The fire was dying. The simple little gifts had been presented. The candles were spluttering down into the sockets. It was growing cold. The party was over.
Granny gave the precious papers to Harry Pangborn to keep for her. Then, when Granny and her cousin, with Betty and Dick, had departed for the little cottage, over the moonlit snow, just an hour before it would be Christmas, Arden Blake and her friends left the old Hall.
“There’s only one thing I’m still puzzled over,” Arden said as they gathered in Sim’s house to quiet down a bit. “Of course, I suppose we all, at different times, suspected different persons of playing the ghost—for we knew that’s what the mystery was—some tricky human. But at one time I heard some talk as I was passing some men in the street, which made me think Mr. Ellery might be the guilty one. Mention was made of a man named Nick.”
“I think I can explain that,” said Harry. “I talked to Dick about it. It seems that there were some rather valuable fittings, like hand-made locks, closet hooks and other things, in the Hall that a contractor would, very likely, save out to sell. Ellery was trying, as the boys say, to double-cross Mr. Callahan and get some of these antiques. Nick was in with him and once or twice tried his game with some cronies. But the ghost scared them away as it did the contractor’s honest workmen. So I think it’s all cleared up now.”
“Another mystery ended,” sighed Arden Blake. “I wonder if it will be the last in our lives?”
“I hope not,” said Sim.
And Sim’s wish came true, as is evidenced in the succeeding volume of this series to be called: Missing at Marshlands. That will be another Arden Blake mystery story.
“Well, mystery or no mystery, I think it’s time we all went to bed,” said Dorothy after much talk.

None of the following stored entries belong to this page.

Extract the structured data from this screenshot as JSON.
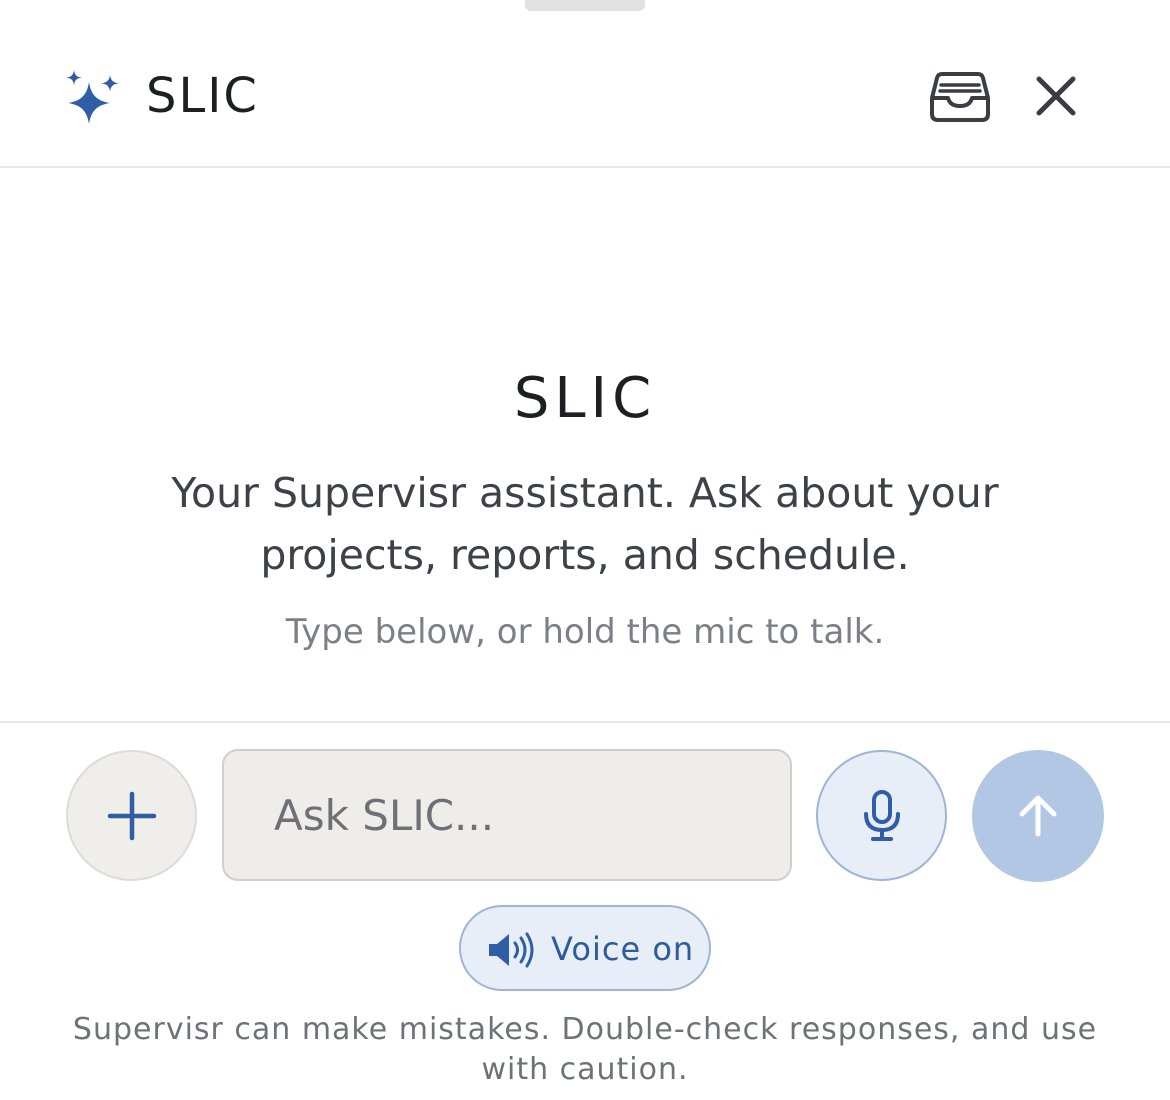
{
  "header": {
    "title": "SLIC",
    "icons": {
      "logo": "sparkles-icon",
      "inbox": "inbox-tray-icon",
      "close": "close-icon"
    },
    "accent": "#2f5ea6"
  },
  "hero": {
    "title": "SLIC",
    "description": "Your Supervisr assistant. Ask about your projects, reports, and schedule.",
    "hint": "Type below, or hold the mic to talk."
  },
  "composer": {
    "placeholder": "Ask SLIC...",
    "value": "",
    "icons": {
      "add": "plus-icon",
      "mic": "microphone-icon",
      "send": "arrow-up-icon"
    },
    "send_enabled": false
  },
  "voice": {
    "label": "Voice on",
    "icon": "speaker-icon",
    "state": "on"
  },
  "footer": {
    "disclaimer": "Supervisr can make mistakes. Double-check responses, and use with caution."
  }
}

Harry looked at his watch. He held it up for the girls to see. The hour was past midnight.
“Merry Christmas!” he cried.
“Merry Christmas!” echoed the girls.
Dorothy, with a characteristic mischievous gleam in her eyes, put a bit of the “mistletoe” in her hair. And then, waving her hand at Harry, she ran upstairs.
“I’ll catch you sometime!” laughed Harry.
And then, while faintly from the churches came the peal of the Christmas chimes, the girls said goodnight to their visitor and to one another.
So was solved the secret of Jockey Hollow.
There was no longer any need for Viney Tucker to play the ghost.
Granny Howe removed such of her last belongings as she wanted to preserve, giving some really valuable antiques to the girls and to Arden the picture of Patience Howe. Harry asked for and was given the old brass box in which were found the papers so long lost.
For the papers in the box Arden Blake’s eyes had lighted upon in the chimney hole were the very ones needed to prove Granny Howe’s claim to the money. It was not necessary for the Pangborn lawyers or the Park Commission to engage in any involved proceedings.
The holidays passed all too quickly for Arden and her friends. They went riding several times again, between Christmas and New Year’s and in that week work was again started on tearing down the Hall. But no longer did men rush out yelling that they had seen a dead woman on a bed, and no more was heard the tramp of the soldier’s boots on the stairs.
All the ghosts had vanished. And with them vanished much of Viney Tucker’s queerness. She let the better side of her nature show itself, and now, when Granny had the girls in for tea, Viney joined them.
Arden and her friends had tea with Granny the day before the holiday season ended. She thanked them again and again, for it was through their instrumentality that everything had happened as it did.
“And to think,” murmured Dot as they left Granny’s little cottage, “that we’ll soon be back at Cedar Ridge. Nothing ever happens there!”
“But think of all that did happen!” laughed Arden.